Vetting The Security Of Cloud Service Providers
A registry offered by the Cloud Security Alliance allows customers to compare the security measures of participating service providers. Is that enough to make cloud more secure?
A major step in selecting a good cloud provider is researching and comparing the security measures that each provider uses to keep its customers' data safe.
Today, conducting due diligence requires contacting each potential provider to gain access to independent audits and security assessments, possibly requiring the signing of a nondisclosure agreement. The process can be onerous: A company considering a handful of cloud vendors has to request the security information from each, translate their internal documents into a common language, and then compare the security specifications.
"They will look at six different companies, and they will get different controls, different issues that have been identified," says Jon Heimerl, director of strategy for Solutionary, a managed security services provider. "There will be a lot in common, obviously, but things are phrased differently and built differently between all those companies."
To tame the confusion, the Cloud Security Alliance launched the Security, Trust and Assurance Registry (STAR) to give potential cloud customers a central database from which they can compare providers' security assertions. Participating providers submit their answers to a self-assessment questionnaire, attesting to the security controls and monitoring that they have put in place to protect customer data.
While only four providers, including Solutionary and Microsoft Office 365, have submitted self-assessments to date, a much larger number are currently working through the documents, according to the Cloud Security Alliance (CSA).
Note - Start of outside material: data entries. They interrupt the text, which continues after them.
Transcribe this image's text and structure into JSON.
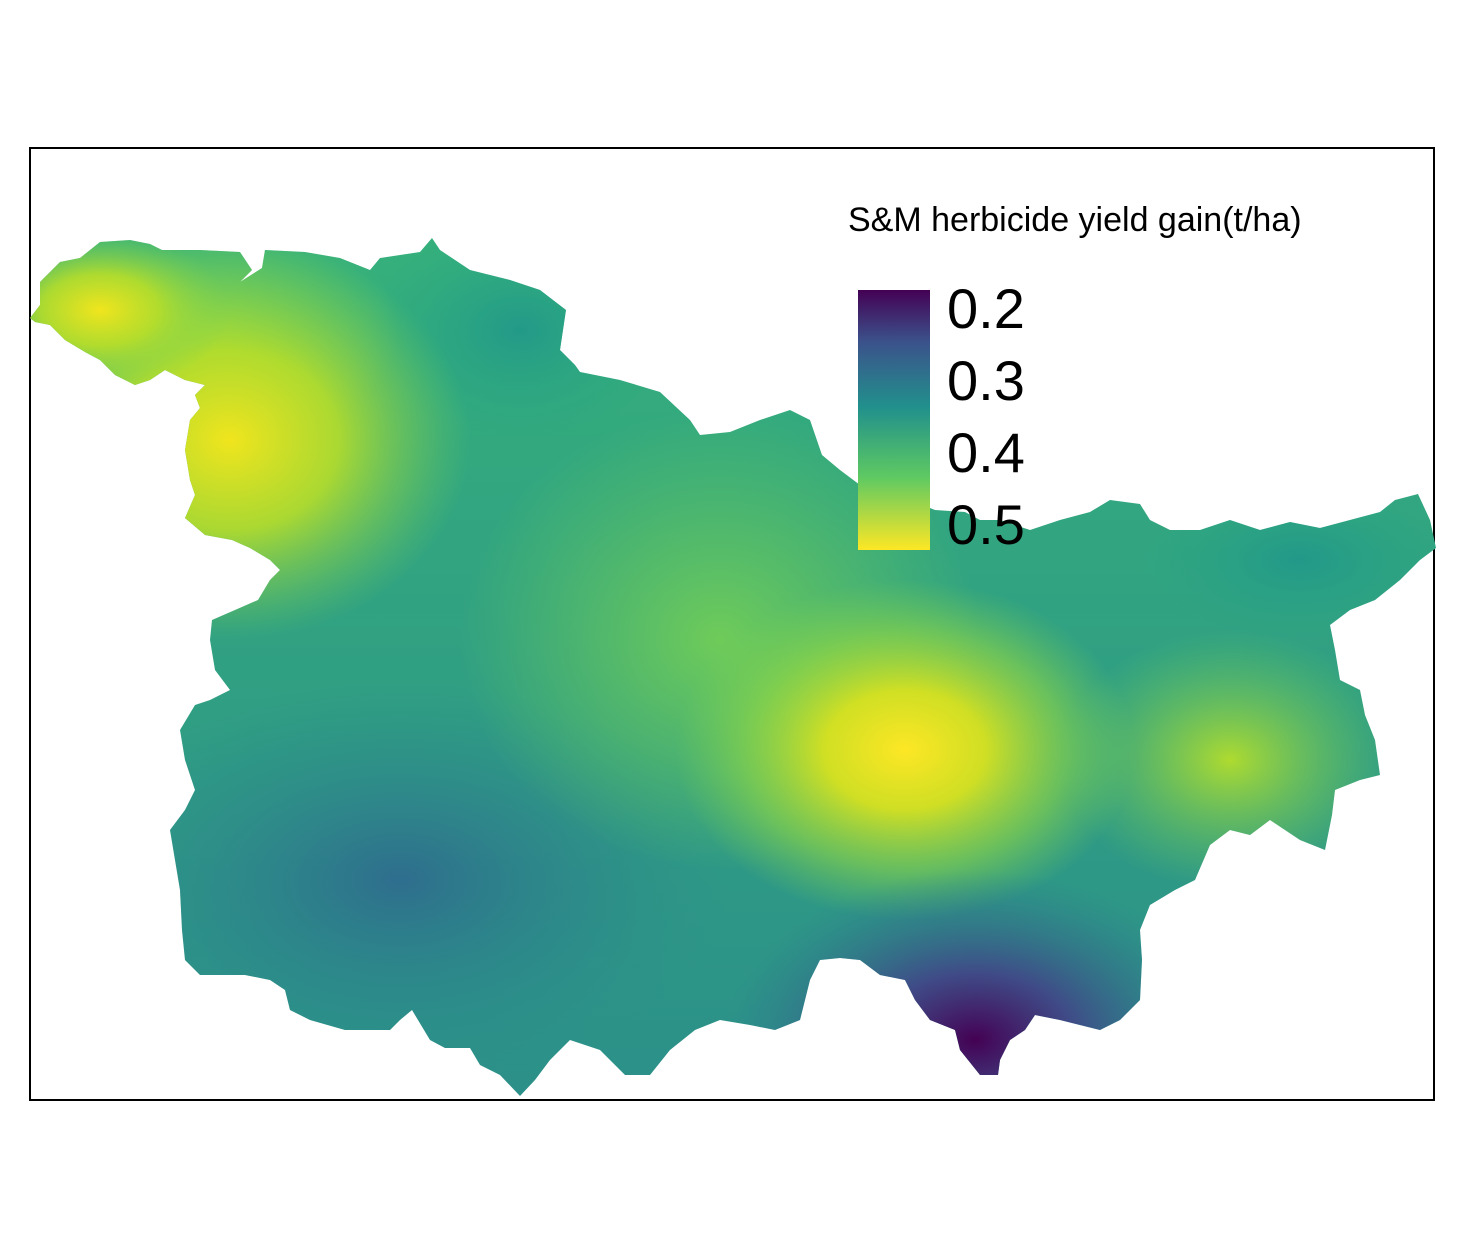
{
  "legend": {
    "title": "S&M herbicide yield gain(t/ha)",
    "ticks": [
      "0.2",
      "0.3",
      "0.4",
      "0.5"
    ],
    "palette": "viridis (reversed)",
    "colors": [
      "#440154",
      "#3b528b",
      "#21908c",
      "#5ec962",
      "#fde725"
    ]
  },
  "map": {
    "panel_border": "#000000",
    "background": "#ffffff",
    "hotspots": [
      "yellow-northwest",
      "yellow-central-east",
      "yellow-east"
    ],
    "lowspots": [
      "purple-south"
    ]
  }
}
"It should create a little bit more competition to make security part of the differentiation between services," says Jim Reavis, founder and executive director of the CSA. "I think by the end of this year, we will have a very complete set of providers on the site."
Using the service gives customers a way to compare providers' security rather than requesting an audit. Last year, a Ponemon Institute study found that 69 percent of providers placed the responsibility for security with their customers, while only 35 percent of customers believed they needed to worry about data security. Yet most cloud service providers will not allow most clients to audit their security because they cannot accommodate a large number of such requests.
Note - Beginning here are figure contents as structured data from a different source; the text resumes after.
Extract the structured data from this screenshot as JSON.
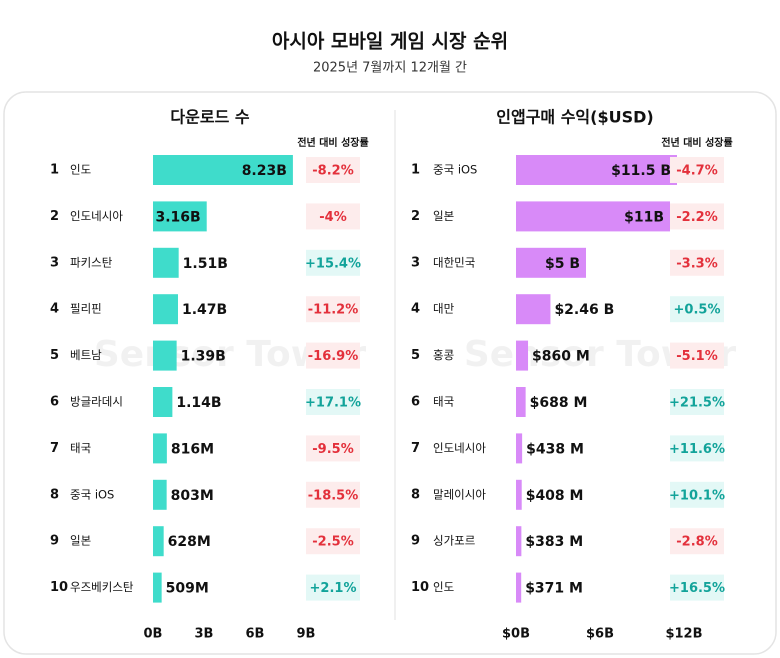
{
  "title": "아시아 모바일 게임 시장 순위",
  "subtitle": "2025년 7월까지 12개월 간",
  "watermark": "Sensor Tower",
  "chart_data": [
    {
      "type": "bar",
      "orientation": "horizontal",
      "title": "다운로드 수",
      "color": "#3fdccb",
      "ranks": [
        1,
        2,
        3,
        4,
        5,
        6,
        7,
        8,
        9,
        10
      ],
      "categories": [
        "인도",
        "인도네시아",
        "파키스탄",
        "필리핀",
        "베트남",
        "방글라데시",
        "태국",
        "중국 iOS",
        "일본",
        "우즈베키스탄"
      ],
      "values": [
        8.23,
        3.16,
        1.51,
        1.47,
        1.39,
        1.14,
        0.816,
        0.803,
        0.628,
        0.509
      ],
      "value_labels": [
        "8.23B",
        "3.16B",
        "1.51B",
        "1.47B",
        "1.39B",
        "1.14B",
        "816M",
        "803M",
        "628M",
        "509M"
      ],
      "xlim": [
        0,
        9
      ],
      "xticks": [
        {
          "value": 0,
          "label": "0B"
        },
        {
          "value": 3,
          "label": "3B"
        },
        {
          "value": 6,
          "label": "6B"
        },
        {
          "value": 9,
          "label": "9B"
        }
      ],
      "growth": {
        "name": "전년 대비 성장률",
        "values": [
          -8.2,
          -4,
          15.4,
          -11.2,
          -16.9,
          17.1,
          -9.5,
          -18.5,
          -2.5,
          2.1
        ],
        "value_labels": [
          "-8.2%",
          "-4%",
          "+15.4%",
          "-11.2%",
          "-16.9%",
          "+17.1%",
          "-9.5%",
          "-18.5%",
          "-2.5%",
          "+2.1%"
        ]
      }
    },
    {
      "type": "bar",
      "orientation": "horizontal",
      "title": "인앱구매 수익($USD)",
      "color": "#d88af8",
      "ranks": [
        1,
        2,
        3,
        4,
        5,
        6,
        7,
        8,
        9,
        10
      ],
      "categories": [
        "중국 iOS",
        "일본",
        "대한민국",
        "대만",
        "홍콩",
        "태국",
        "인도네시아",
        "말레이시아",
        "싱가포르",
        "인도"
      ],
      "values": [
        11.5,
        11,
        5,
        2.46,
        0.86,
        0.688,
        0.438,
        0.408,
        0.383,
        0.371
      ],
      "value_labels": [
        "$11.5 B",
        "$11B",
        "$5 B",
        "$2.46 B",
        "$860 M",
        "$688 M",
        "$438 M",
        "$408 M",
        "$383 M",
        "$371 M"
      ],
      "xlim": [
        0,
        12
      ],
      "xticks": [
        {
          "value": 0,
          "label": "$0B"
        },
        {
          "value": 6,
          "label": "$6B"
        },
        {
          "value": 12,
          "label": "$12B"
        }
      ],
      "growth": {
        "name": "전년 대비 성장률",
        "values": [
          -4.7,
          -2.2,
          -3.3,
          0.5,
          -5.1,
          21.5,
          11.6,
          10.1,
          -2.8,
          16.5
        ],
        "value_labels": [
          "-4.7%",
          "-2.2%",
          "-3.3%",
          "+0.5%",
          "-5.1%",
          "+21.5%",
          "+11.6%",
          "+10.1%",
          "-2.8%",
          "+16.5%"
        ]
      }
    }
  ]
}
"Allowing potentially thousands of customers to audit our services would not be a scalable practice and might compromise security," says Tim Rains, director of Microsoft's Trustworthy Computing group.
But the company understands that before committing their data to the cloud, companies want to know that their provider will treat their sensitive information in accordance with their governance and compliance requirements. For that reason, Microsoft supplied one of the first self-assessments to the STAR program.
"Cloud providers that provide potential customers with an appropriate level of transparency will go a long way in building their trust," Rains says. "Not only does this include how a vendor's online services are being operated, but also how those online services are being developed."
The 50-page document covers compliance, governance, physical-security measures, human-resources security, and a variety of information-security policies. The information requested by the CSA questionnaire is based on the efforts of working groups within the CSA and brings together customer and vendor concerns, says Solutionary's Heimerl.
In the end, Solutionary and others hope that potential customers will use the list to find companies whose security practices match their requirements.
"Customers now ask, 'How am I going to find out where the good cloud providers are in this space?'" he says. "The registry will become the short list."